Würde macht schön

Die rumänische Fotografin Mihaela Noroc ist durch die Welt gereist, hat Frauen fotografiert und mit ihnen gesprochen. Entstanden ist ein berührender „Atlas of Beauty". Ihre Bilder sind nun zu sehen.

Zwei Milliarden Euro setzt die Schönheitsmedizin im Jahr um; 21,7 Millionen chirurgische Eingriffe werden jährlich unternommen, um vermeintliche Makel am menschlichen Körper auszumerzen. Besonders der Druck auf Frauen, gängigen Vorstellungen von Schönheit zu entsprechen, werde immer größer. Dies sagte Katharina Mouratidi, die künstlerische Leiterin und Geschäftsführerin von „f³ – Freiraum für Fotografie“ Berlin, die am Montag, 17. September, im Tagungszentrum Hohenheim in eine Foto-Ausstellung von Mihaela Noroc einführte, die den Titel trägt: „The Atlas of Beauty – Frauen der Welt“.

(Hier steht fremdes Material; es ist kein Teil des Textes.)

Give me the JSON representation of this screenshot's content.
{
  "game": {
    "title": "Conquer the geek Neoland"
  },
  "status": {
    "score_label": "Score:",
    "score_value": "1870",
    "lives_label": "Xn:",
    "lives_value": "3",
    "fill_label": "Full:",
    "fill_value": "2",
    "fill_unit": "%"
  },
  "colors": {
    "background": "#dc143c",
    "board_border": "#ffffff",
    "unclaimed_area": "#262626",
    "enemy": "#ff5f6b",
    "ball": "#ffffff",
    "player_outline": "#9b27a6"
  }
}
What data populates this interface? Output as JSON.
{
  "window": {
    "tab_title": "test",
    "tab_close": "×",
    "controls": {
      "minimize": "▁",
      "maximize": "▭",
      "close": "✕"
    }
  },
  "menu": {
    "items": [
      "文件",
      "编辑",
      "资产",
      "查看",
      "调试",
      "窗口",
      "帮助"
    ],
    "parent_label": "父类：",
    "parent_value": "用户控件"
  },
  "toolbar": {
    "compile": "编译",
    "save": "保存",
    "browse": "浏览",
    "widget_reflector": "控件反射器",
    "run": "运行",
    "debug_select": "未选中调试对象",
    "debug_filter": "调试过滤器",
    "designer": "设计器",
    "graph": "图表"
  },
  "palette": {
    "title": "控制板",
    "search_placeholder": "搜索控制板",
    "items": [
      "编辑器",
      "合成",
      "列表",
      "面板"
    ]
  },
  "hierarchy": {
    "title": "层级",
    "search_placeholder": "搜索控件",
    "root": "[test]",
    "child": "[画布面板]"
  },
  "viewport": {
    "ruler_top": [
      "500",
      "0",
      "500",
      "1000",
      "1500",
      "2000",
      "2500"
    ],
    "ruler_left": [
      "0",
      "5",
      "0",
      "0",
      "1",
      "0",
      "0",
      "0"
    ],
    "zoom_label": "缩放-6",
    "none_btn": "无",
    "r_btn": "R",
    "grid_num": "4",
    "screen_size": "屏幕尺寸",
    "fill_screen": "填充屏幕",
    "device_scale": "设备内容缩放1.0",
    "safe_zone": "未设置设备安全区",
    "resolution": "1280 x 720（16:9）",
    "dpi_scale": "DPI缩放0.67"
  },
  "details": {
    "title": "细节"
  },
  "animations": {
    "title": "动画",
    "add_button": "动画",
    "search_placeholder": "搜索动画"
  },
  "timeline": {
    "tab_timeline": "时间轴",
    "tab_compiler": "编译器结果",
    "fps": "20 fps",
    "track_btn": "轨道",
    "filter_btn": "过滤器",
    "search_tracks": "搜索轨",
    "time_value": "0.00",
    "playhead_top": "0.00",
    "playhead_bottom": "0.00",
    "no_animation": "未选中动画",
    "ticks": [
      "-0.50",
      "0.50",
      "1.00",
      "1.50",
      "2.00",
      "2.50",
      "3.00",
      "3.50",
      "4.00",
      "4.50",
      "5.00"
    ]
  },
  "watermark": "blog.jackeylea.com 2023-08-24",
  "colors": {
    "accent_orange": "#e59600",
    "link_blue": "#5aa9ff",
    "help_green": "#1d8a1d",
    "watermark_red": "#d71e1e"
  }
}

Die Frauen zeigen ihre Persönlichkeit – das nimmt gefangen

Auch bei den Fotografien der rumänischen Fotografin Mihaela Noroc geht es um Schönheit. Aber es geht nicht um die Schönheit von People-Magazinen, nicht um Normen der Modemacher, nicht um körperliche Makellosigkeit von Models. Sondern es geht um Frauen aus der ganzen Welt: junge und alte, dicke und dünne, Frauen unterschiedlichster kultureller Herkunft und sozialer Schicht, in traditioneller Kleidung oder mit hippen Tattoos, selbstbewusst posierend oder eher schüchtern in die Kamera blickend.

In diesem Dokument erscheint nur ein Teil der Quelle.